DAT previously operated international flights to Stavanger, but withdrew from the route in 2014. The airline also operated domestic services between Aalborg and Copenhagen, which were discontinued in March 2024.

Other carriers have also withdrawn services from Aalborg over the years. Both Norwegian and SAS operated routes to Oslo at different times, while Sun-Air also discontinued its Aalborg–Oslo service in December 2018 after citing excess capacity and competitive pressure. Ryanair previously operated services to Kaunas and Stockholm Arlanda, with the Kaunas route ending in October 2023.

More recently, Aalborg has continued to experience notable changes in its international scheduled network. SAS discontinued its transatlantic service to Newark after the final flight on 26 October 2023, and the route was not resumed for the 2024 summer season.

In March 2025, Ryanair withdrew completely from Aalborg Airport, ending its remaining services to London Stansted and Girona. Ryanair nevertheless continued operating from nearby Aarhus Airport, where the airline maintained and subsequently expanded its presence..

These withdrawals added to a series of international route closures at Aalborg Airport over the preceding years and illustrate the considerable turnover that has characterised parts of the airport's international scheduled network.

==Facilities==
The airport is at an elevation of 10 ft above mean sea level. It has two runways: 08L/26R is 2654 × 45 m and 08R/26L is 2549 × 23 m.

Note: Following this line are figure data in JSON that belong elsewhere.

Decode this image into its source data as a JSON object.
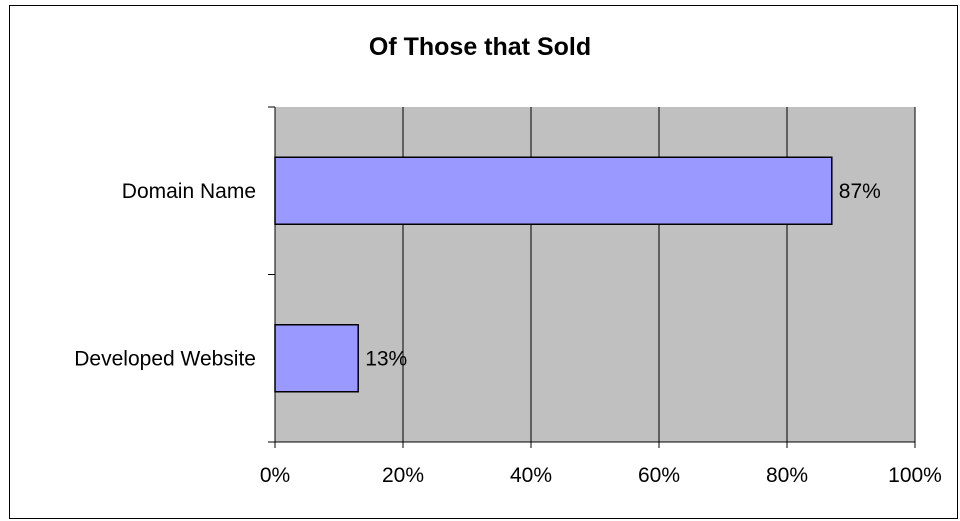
{
  "chart_data": {
    "type": "bar",
    "orientation": "horizontal",
    "title": "Of Those that Sold",
    "categories": [
      "Domain Name",
      "Developed Website"
    ],
    "values": [
      87,
      13
    ],
    "data_labels": [
      "87%",
      "13%"
    ],
    "xlim": [
      0,
      100
    ],
    "x_ticks": [
      0,
      20,
      40,
      60,
      80,
      100
    ],
    "x_tick_labels": [
      "0%",
      "20%",
      "40%",
      "60%",
      "80%",
      "100%"
    ],
    "xlabel": "",
    "ylabel": "",
    "grid": "vertical",
    "legend": "none",
    "colors": {
      "bar": "#9999ff",
      "plot_background": "#c0c0c0",
      "gridline": "#000000"
    }
  }
}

==Airlines and destinations==

The following airlines operate regular scheduled and charter flights at the airport:

| Airlines | Destinations |
|---|---|
| Atlantic Airways | Seasonal: Vágar |
| Air Greenland | Seasonal: Nuuk |
| Corendon Airlines | Seasonal: Gazipaşa |
| DAT | Seasonal: Bornholm |
| KLM | Amsterdam |
| Norwegian Air Shuttle | Copenhagen, London–Gatwick, Málaga Seasonal: Alicante, Funchal, Nice, Palma de Mallorca, Tenerife–South |
| Pegasus Airlines | Seasonal: Antalya |
| Scandinavian Airlines | Copenhagen, Oslo Seasonal: Sälen-Trysil |
| Sunclass Airlines | Seasonal charter: Gran Canaria, Palma de Mallorca, Tenerife–South |
| Volotea | Seasonal: Naples, Verona |

==Other facilities==
North Flying has its head office in the North Flying Terminal at Aalborg Airport. Greenland Express had its headquarters at the airport as well.

==Ground transport==
===Train===
The airport is served by Aalborg Airport railway station on the Aalborg Airport railway line. The trains go to Copenhagen Central Station, calling at three stops in Aalborg and then several cities along the route. The station started operation on 13 December 2020.

===Bus===
City buses also go from the airport.